After building the model, you can run it with --gpus all flag to enable GPU support:

# for pre-made models, replace "my-model" with the image name
docker run --rm --gpus all -p 8080:8080 my-model

If GPU acceleration is working, you'll see output that is similar to following in the debug logs:

5:32AM DBG GRPC(llama-2-7b-chat.Q4_K_M.gguf-127.0.0.1:43735): stderr ggml_init_cublas: found 1 CUDA devices:
5:32AM DBG GRPC(llama-2-7b-chat.Q4_K_M.gguf-127.0.0.1:43735): stderr Device 0: Tesla T4, compute capability 7.5
...
5:32AM DBG GRPC(llama-2-7b-chat.Q4_K_M.gguf-127.0.0.1:43735): stderr llm_load_tensors: using CUDA for GPU acceleration
5:32AM DBG GRPC(llama-2-7b-chat.Q4_K_M.gguf-127.0.0.1:43735): stderr llm_load_tensors: mem required = 70.41 MB (+ 2048.00 MB per state)
5:32AM DBG GRPC(llama-2-7b-chat.Q4_K_M.gguf-127.0.0.1:43735): stderr llm_load_tensors: offloading 32 repeating layers to GPU
5:32AM DBG GRPC(llama-2-7b-chat.Q4_K_M.gguf-127.0.0.1:43735): stderr llm_load_tensors: offloading non-repeating layers to GPU
5:32AM DBG GRPC(llama-2-7b-chat.Q4_K_M.gguf-127.0.0.1:43735): stderr llm_load_tensors: offloading v cache to GPU
5:32AM DBG GRPC(llama-2-7b-chat.Q4_K_M.gguf-127.0.0.1:43735): stderr llm_load_tensors: offloading k cache to GPU
5:32AM DBG GRPC(llama-2-7b-chat.Q4_K_M.gguf-127.0.0.1:43735): stderr llm_load_tensors: offloaded 35/35 layers to GPU
5:32AM DBG GRPC(llama-2-7b-chat.Q4_K_M.gguf-127.0.0.1:43735): stderr llm_load_tensors: VRAM used: 5869 MB

Demo

https://www.youtube.com/watch?v=yFh_Zfk34PE

vLLM Backend

AIKit supports the vLLM backend for high-throughput GPU inference with HuggingFace safetensors models. vLLM requires NVIDIA CUDA runtime and only supports amd64 architecture.

Example aikitfile:

#syntax=ghcr.io/kaito-project/aikit/aikit:latest
apiVersion: v1alpha1
debug: true
runtime: cuda
backends:
- vllm
config: |
- name: Qwen2.5-0.5B-Instruct
backend: vllm
parameters:
model: Qwen/Qwen2.5-0.5B-Instruct
use_tokenizer_template: true

vLLM will download the model from HuggingFace at container startup. You can also embed models at build time using the models section with a huggingface:// source.
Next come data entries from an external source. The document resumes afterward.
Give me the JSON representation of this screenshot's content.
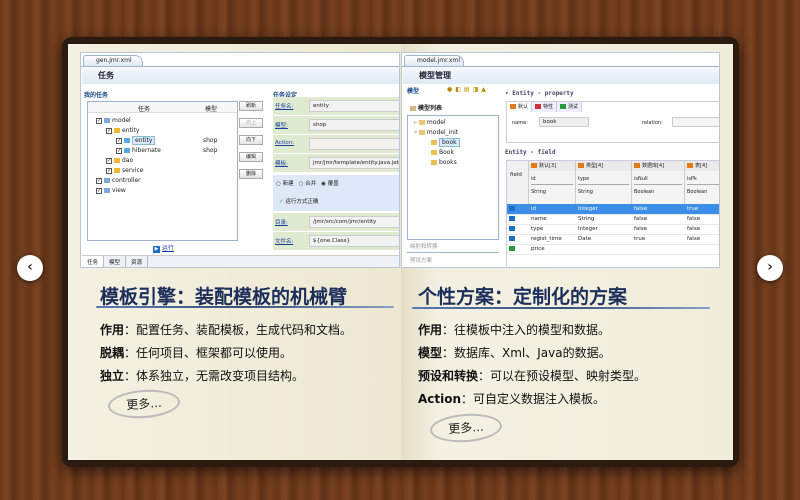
{
  "nav": {
    "prev": "‹",
    "next": "›"
  },
  "left": {
    "editor_tab": "gen.jmr.xml",
    "editor_title": "任务",
    "my_tasks": "我的任务",
    "task_settings": "任务设定",
    "tree_headers": [
      "任务",
      "模型"
    ],
    "tree": [
      {
        "label": "model",
        "model": "",
        "level": 0
      },
      {
        "label": "entity",
        "model": "",
        "level": 1
      },
      {
        "label": "entity",
        "model": "shop",
        "level": 2,
        "selected": true
      },
      {
        "label": "hibernate",
        "model": "shop",
        "level": 2
      },
      {
        "label": "dao",
        "model": "",
        "level": 1
      },
      {
        "label": "service",
        "model": "",
        "level": 1
      },
      {
        "label": "controller",
        "model": "",
        "level": 0
      },
      {
        "label": "view",
        "model": "",
        "level": 0
      }
    ],
    "buttons": [
      "刷新",
      "向上",
      "向下",
      "编辑",
      "删除"
    ],
    "fields": [
      {
        "label": "任务名:",
        "value": "entity"
      },
      {
        "label": "模型:",
        "value": "shop"
      },
      {
        "label": "Action:",
        "value": ""
      },
      {
        "label": "模板:",
        "value": "jmr/jmr/template/entity.java.jet"
      }
    ],
    "radios": [
      "新建",
      "合并",
      "覆盖"
    ],
    "radio_selected": "覆盖",
    "status": "运行方式正确",
    "fields2": [
      {
        "label": "目录:",
        "value": "/jmr/src/com/jmr/entity"
      },
      {
        "label": "文件名:",
        "value": "${one.Class}"
      }
    ],
    "run": "运行",
    "bottom_tabs": [
      "任务",
      "模型",
      "资源"
    ],
    "heading": "模板引擎：装配模板的机械臂",
    "lines": [
      {
        "key": "作用",
        "text": "：配置任务、装配模板，生成代码和文档。"
      },
      {
        "key": "脱耦",
        "text": "：任何项目、框架都可以使用。"
      },
      {
        "key": "独立",
        "text": "：体系独立，无需改变项目结构。"
      }
    ],
    "more": "更多..."
  },
  "right": {
    "editor_tab": "model.jmr.xml",
    "editor_title": "模型管理",
    "model_label": "模型",
    "model_list": "模型列表",
    "tree": [
      {
        "label": "model",
        "level": 0
      },
      {
        "label": "model_init",
        "level": 0
      },
      {
        "label": "book",
        "level": 1,
        "selected": true
      },
      {
        "label": "Book",
        "level": 1
      },
      {
        "label": "books",
        "level": 1
      }
    ],
    "mapping": "映射和转换",
    "presets": "预设方案",
    "property_title": "▾ Entity - property",
    "property_tabs": [
      "默认",
      "特性",
      "测试"
    ],
    "name_label": "name:",
    "name_value": "book",
    "relation_label": "relation:",
    "field_title": "Entity - field",
    "groups": [
      "默认[3]",
      "类型[4]",
      "数据库[4]",
      "表[4]"
    ],
    "field_label": "field",
    "columns": [
      {
        "name": "id",
        "type": "String"
      },
      {
        "name": "type",
        "type": "String"
      },
      {
        "name": "isNull",
        "type": "Boolean"
      },
      {
        "name": "isPk",
        "type": "Boolean"
      }
    ],
    "rows": [
      [
        "id",
        "Integer",
        "false",
        "true"
      ],
      [
        "name",
        "String",
        "false",
        "false"
      ],
      [
        "type",
        "Integer",
        "false",
        "false"
      ],
      [
        "regist_time",
        "Date",
        "true",
        "false"
      ],
      [
        "price",
        "",
        "",
        ""
      ]
    ],
    "heading": "个性方案：定制化的方案",
    "lines": [
      {
        "key": "作用",
        "text": "：往模板中注入的模型和数据。"
      },
      {
        "key": "模型",
        "text": "：数据库、Xml、Java的数据。"
      },
      {
        "key": "预设和转换",
        "text": "：可以在预设模型、映射类型。"
      },
      {
        "key": "Action",
        "text": "：可自定义数据注入模板。"
      }
    ],
    "more": "更多..."
  },
  "colors": {
    "accent": "#1c2e5a",
    "selection": "#3c8ee6",
    "wood": "#6e3a1c",
    "page": "#f3f0e0"
  }
}
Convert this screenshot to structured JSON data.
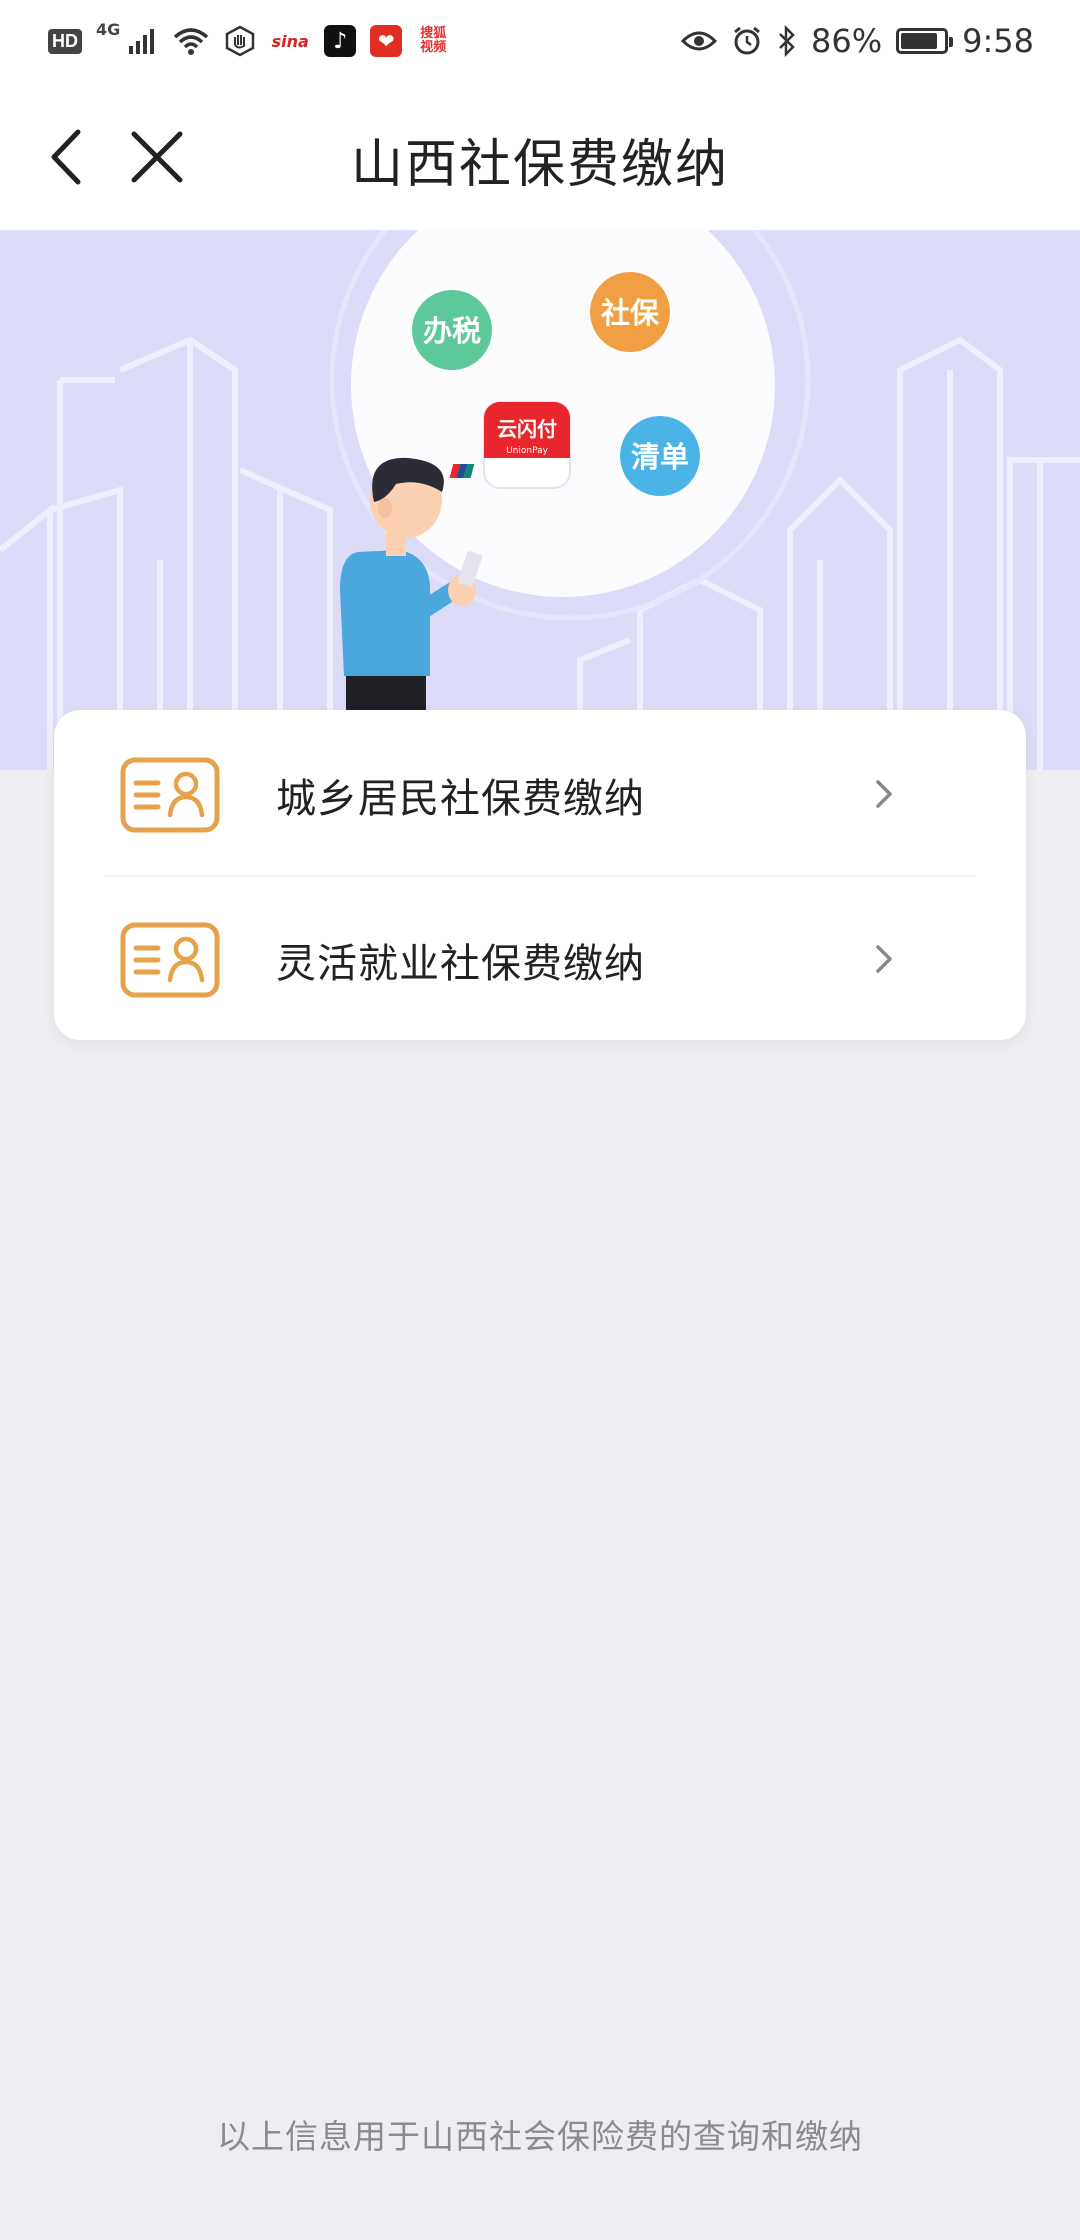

After building, run with GPU support:

docker run --rm --gpus all -p 8080:8080 my-model

Test with:

curl http://127.0.0.1:8080/v1/chat/completions \
-H "Content-Type: application/json" \
-d '{"model":"Qwen2.5-0.5B-Instruct","messages":[{"role":"user","content":"Hello"}]}'

AMD GPU (ROCm - Experimental)

AIKit supports AMD GPU acceleration using ROCm 7.2. This implementation leverages LocalAI's hipblas backend for ROCm acceleration.

Supported AMD GPUs:

  • AMD Instinct - MI250, MI300 series (gfx90a, gfx940, gfx941, gfx942)
  • AMD Radeon RX 7000 series (RDNA3) - gfx1100, gfx1101
  • AMD Radeon RX 6000 series (RDNA2) - gfx1030, gfx1031
  • AMD Ryzen AI Max+ (Strix Halo) - gfx1151
  • Other architectures listed in the ROCm compatibility matrix

Currently, only the llama-cpp backend supports ROCm acceleration.

Prerequisites

  1. Install ROCm 7.2+ on your host system following the official ROCm installation guide
  2. Ensure your GPU architecture is listed in the ROCm compatibility matrix
  3. Ensure your user is in the render and video groups:
    sudo usermod -a -G render,video $USER
  4. Verify ROCm installation:
    rocm-smi

Configuration

To enable ROCm GPU acceleration, set the following in your aikitfile:

runtime: rocm         # use AMD ROCm runtime
backends:
- llama-cpp # only llama-cpp backend supports ROCm

For the llama-cpp backend, configure GPU acceleration in your config:

f16: true             # use float16 precision
mmap: true # memory-mapped I/O for efficient model loading
gpu_layers: 99 # offload all layers to GPU (use lower values for large models)
context_size: 4096 # adjust based on model and available memory
threads: 1 # single thread is sufficient for GPU-accelerated inference
GPU Layer Offloading

Setting gpu_layers: 99 with mmap: true works well for small models (1-3B) when your GPU has sufficient VRAM. For larger models, reduce gpu_layers and context_size based on available memory.

note

AIKit automatically configures ROCm runtime environment variables during the image build. The ROCm backend is pre-compiled with support for common GPU architectures, so no runtime recompilation is needed.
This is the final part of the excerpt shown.